Несколько слов в Великий пост попробуем сказать о том назначении, какое вообще имеет христианство в отношении человека. А оно таково, что спасение есть не просто какое-то пребывание человека в раю сладости, но движение к богоуподоблению и самое богоуподобление и даже, скажем более, обожение.
Из христианского вероучения совершенно неверным кажется мысль, которую высказывали некотрые традиционалисты, о том, что нужно разделять экзотерическое спасение и эзотерическое обожение. На деле это одно и то же.
«Мы же все открытым лицем, как в зеркале, взирая на славу Господню, преображаемся в тот же образ от славы в славу, как от Господня Духа», - говорит о том апостол Павел. Созерцание Божией Славы приводит нас в его образ – образ Божий, по которому и были сотворены, но который исказился грехом.
Слава же Господня есть свет, слава Его была открыта на горе Фавор в светоявлении. Отрешаясь от плоти мира, христианские подвижники искали источника Света и желали созерцать божественные образы, не смешанные с впечатлениями от этого мира, искали божественного просвещения.
Но только это не то просвещение, которым хвалился «просвещенный век», то есть Новое время. Это просвещение иное, которому не станем давать иного определения, чем даёт свят. Григорий Богослов в таких выражениях: «Просвещение есть светлость душ, изменение жизни, «вопрошение совести», которая от Бога (1Петр. 3:21). Просвещение есть пособие в нашей немощи, отложение плоти, последование Духу, общение с Словом, исправление создания, потопление греха, причастие света, рассеяние тьмы. Просвещение есть колесница возносящая к Богу, сопутствование Христу, подкрепление веры, совершение ума, ключ царствия небесного, перемена жизни, снятие рабства, разрешение от уз, претворение состава. Просвещение (нужно ли перечислять многое?) есть лучший и величественнейший из даров Божиих. Как есть именуемое Святая-Святых и песни песней; поколику последние многообъемлющи и особенно важны; так и оно светлее всякого иного, возможного для нас, просвещения».
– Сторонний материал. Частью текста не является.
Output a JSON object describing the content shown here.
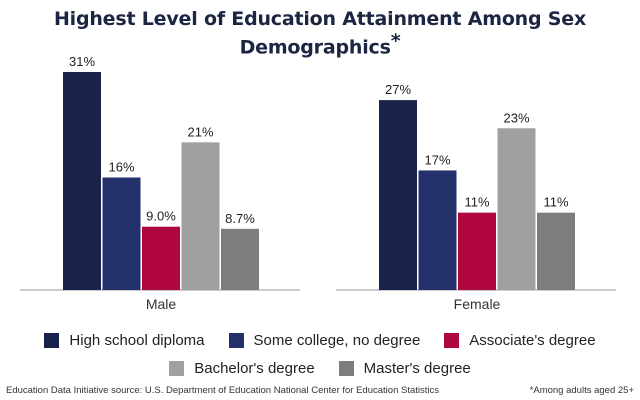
{
  "title": "Highest Level of Education Attainment Among Sex Demographics",
  "title_marker": "*",
  "footer_source": "Education Data Initiative source: U.S. Department of Education National Center for Education Statistics",
  "footer_note": "*Among adults aged 25+",
  "colors": {
    "High school diploma": "#18224a",
    "Some college, no degree": "#24306a",
    "Associate's degree": "#b0073f",
    "Bachelor's degree": "#a0a0a0",
    "Master's degree": "#7d7d7d"
  },
  "chart_data": {
    "type": "bar",
    "title": "Highest Level of Education Attainment Among Sex Demographics",
    "categories": [
      "Male",
      "Female"
    ],
    "series": [
      {
        "name": "High school diploma",
        "values": [
          31,
          27
        ],
        "labels": [
          "31%",
          "27%"
        ]
      },
      {
        "name": "Some college, no degree",
        "values": [
          16,
          17
        ],
        "labels": [
          "16%",
          "17%"
        ]
      },
      {
        "name": "Associate's degree",
        "values": [
          9.0,
          11
        ],
        "labels": [
          "9.0%",
          "11%"
        ]
      },
      {
        "name": "Bachelor's degree",
        "values": [
          21,
          23
        ],
        "labels": [
          "21%",
          "23%"
        ]
      },
      {
        "name": "Master's degree",
        "values": [
          8.7,
          11
        ],
        "labels": [
          "8.7%",
          "11%"
        ]
      }
    ],
    "ylim": [
      0,
      31
    ],
    "grid": false,
    "legend_position": "bottom"
  }
}
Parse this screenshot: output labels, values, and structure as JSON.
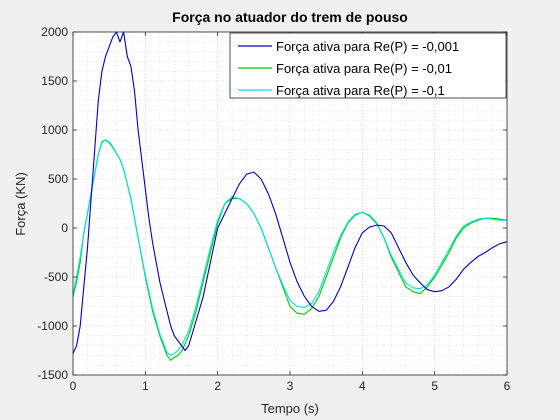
{
  "chart_data": {
    "type": "line",
    "title": "Força no atuador do trem de pouso",
    "xlabel": "Tempo (s)",
    "ylabel": "Força (KN)",
    "xlim": [
      0,
      6
    ],
    "ylim": [
      -1500,
      2000
    ],
    "xticks": [
      0,
      1,
      2,
      3,
      4,
      5,
      6
    ],
    "yticks": [
      -1500,
      -1000,
      -500,
      0,
      500,
      1000,
      1500,
      2000
    ],
    "xtick_labels": [
      "0",
      "1",
      "2",
      "3",
      "4",
      "5",
      "6"
    ],
    "ytick_labels": [
      "-1500",
      "-1000",
      "-500",
      "0",
      "500",
      "1000",
      "1500",
      "2000"
    ],
    "grid": "dotted major and minor",
    "legend_position": "top-right",
    "series": [
      {
        "name": "Força ativa para Re(P) = -0,001",
        "color": "#0000cc",
        "x": [
          0,
          0.05,
          0.1,
          0.15,
          0.2,
          0.25,
          0.3,
          0.35,
          0.4,
          0.45,
          0.5,
          0.55,
          0.6,
          0.65,
          0.7,
          0.75,
          0.8,
          0.85,
          0.9,
          0.95,
          1.0,
          1.05,
          1.1,
          1.15,
          1.2,
          1.25,
          1.3,
          1.35,
          1.4,
          1.45,
          1.5,
          1.55,
          1.6,
          1.7,
          1.8,
          1.9,
          2.0,
          2.1,
          2.2,
          2.3,
          2.4,
          2.5,
          2.6,
          2.7,
          2.8,
          2.9,
          3.0,
          3.1,
          3.2,
          3.3,
          3.4,
          3.5,
          3.6,
          3.7,
          3.8,
          3.9,
          4.0,
          4.1,
          4.2,
          4.3,
          4.4,
          4.5,
          4.6,
          4.7,
          4.8,
          4.9,
          5.0,
          5.1,
          5.2,
          5.3,
          5.4,
          5.5,
          5.6,
          5.7,
          5.8,
          5.9,
          6.0
        ],
        "y": [
          -1280,
          -1200,
          -1000,
          -600,
          -200,
          300,
          800,
          1300,
          1600,
          1750,
          1850,
          1950,
          2000,
          1900,
          2000,
          1750,
          1650,
          1400,
          1000,
          700,
          400,
          100,
          -150,
          -350,
          -550,
          -700,
          -850,
          -1000,
          -1100,
          -1150,
          -1200,
          -1250,
          -1200,
          -950,
          -700,
          -350,
          0,
          150,
          300,
          450,
          550,
          570,
          500,
          350,
          150,
          -100,
          -350,
          -550,
          -700,
          -800,
          -850,
          -840,
          -750,
          -600,
          -400,
          -200,
          -50,
          10,
          30,
          20,
          -50,
          -200,
          -350,
          -480,
          -560,
          -630,
          -650,
          -640,
          -600,
          -520,
          -420,
          -350,
          -290,
          -250,
          -200,
          -160,
          -140
        ]
      },
      {
        "name": "Força ativa para Re(P) = -0,01",
        "color": "#00cc00",
        "x": [
          0,
          0.05,
          0.1,
          0.15,
          0.2,
          0.25,
          0.3,
          0.35,
          0.4,
          0.45,
          0.5,
          0.55,
          0.6,
          0.65,
          0.7,
          0.75,
          0.8,
          0.9,
          1.0,
          1.1,
          1.2,
          1.3,
          1.35,
          1.4,
          1.45,
          1.5,
          1.6,
          1.7,
          1.8,
          1.9,
          2.0,
          2.1,
          2.2,
          2.3,
          2.4,
          2.5,
          2.6,
          2.7,
          2.8,
          2.9,
          3.0,
          3.1,
          3.2,
          3.3,
          3.4,
          3.5,
          3.6,
          3.7,
          3.8,
          3.9,
          4.0,
          4.1,
          4.2,
          4.3,
          4.4,
          4.5,
          4.6,
          4.7,
          4.8,
          4.9,
          5.0,
          5.1,
          5.2,
          5.3,
          5.4,
          5.5,
          5.6,
          5.7,
          5.8,
          5.9,
          6.0
        ],
        "y": [
          -700,
          -550,
          -350,
          -50,
          150,
          350,
          550,
          750,
          880,
          900,
          870,
          820,
          760,
          700,
          600,
          450,
          300,
          -100,
          -500,
          -850,
          -1100,
          -1300,
          -1350,
          -1320,
          -1300,
          -1260,
          -1100,
          -850,
          -550,
          -250,
          50,
          250,
          300,
          300,
          250,
          150,
          0,
          -200,
          -400,
          -600,
          -800,
          -870,
          -880,
          -820,
          -700,
          -500,
          -300,
          -100,
          50,
          130,
          160,
          130,
          50,
          -100,
          -300,
          -450,
          -600,
          -650,
          -670,
          -600,
          -500,
          -380,
          -250,
          -100,
          0,
          50,
          80,
          100,
          100,
          90,
          80
        ]
      },
      {
        "name": "Força ativa para Re(P) = -0,1",
        "color": "#00e0e0",
        "x": [
          0,
          0.05,
          0.1,
          0.15,
          0.2,
          0.25,
          0.3,
          0.35,
          0.4,
          0.45,
          0.5,
          0.55,
          0.6,
          0.65,
          0.7,
          0.75,
          0.8,
          0.9,
          1.0,
          1.1,
          1.2,
          1.3,
          1.35,
          1.4,
          1.45,
          1.5,
          1.6,
          1.7,
          1.8,
          1.9,
          2.0,
          2.1,
          2.2,
          2.3,
          2.4,
          2.5,
          2.6,
          2.7,
          2.8,
          2.9,
          3.0,
          3.1,
          3.2,
          3.3,
          3.4,
          3.5,
          3.6,
          3.7,
          3.8,
          3.9,
          4.0,
          4.1,
          4.2,
          4.3,
          4.4,
          4.5,
          4.6,
          4.7,
          4.8,
          4.9,
          5.0,
          5.1,
          5.2,
          5.3,
          5.4,
          5.5,
          5.6,
          5.7,
          5.8,
          5.9,
          6.0
        ],
        "y": [
          -680,
          -500,
          -300,
          -50,
          150,
          350,
          550,
          750,
          870,
          900,
          880,
          830,
          760,
          700,
          600,
          450,
          300,
          -100,
          -480,
          -820,
          -1080,
          -1270,
          -1300,
          -1280,
          -1250,
          -1200,
          -1050,
          -800,
          -500,
          -200,
          80,
          250,
          320,
          300,
          250,
          150,
          0,
          -200,
          -400,
          -580,
          -740,
          -800,
          -810,
          -770,
          -650,
          -450,
          -250,
          -80,
          60,
          140,
          160,
          120,
          40,
          -100,
          -280,
          -420,
          -560,
          -610,
          -620,
          -580,
          -480,
          -350,
          -220,
          -80,
          20,
          60,
          90,
          100,
          90,
          80,
          80
        ]
      }
    ]
  }
}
Вернёмся ещё раз к апостолу Павлу, чтобы понять на его опыте ещё нечто относительно обожения как цели христианской. Потому что слова выше о божественных образах отсылают нас к метафоре зеркала, и можно понять, будто бы только ангельская бестелесность есть конечная цель. Но есть и нечто, о чём апостол повествует, как о единстве с Богом: «и уже не я живу, но живет во мне Христос» (Гал. II, 20), «любовь Христова объемлет нас» (2Кор. V, 14), «все могу в укрепляющем меня Иисусе Христе» (Фил. IV, 13), «мы немощны в Нем, но будем живы со Христом силою Божиею в вас» (2Кор. XIII, 4). Отсюда следует, что сама личность Христа живёт в апостоле, как и сам Господь говорит: «Ядущий Мою Плоть и пиющий Мою Кровь пребывает во Мне, и Я в нем».
Тем самым и подаётся вечная жизнь – пребыванием в человеке самого Источника Жизни, который в пришёл мир, умёр на кресте и воскрес, чтобы преподать нам столь великую возможность пребывать в нём.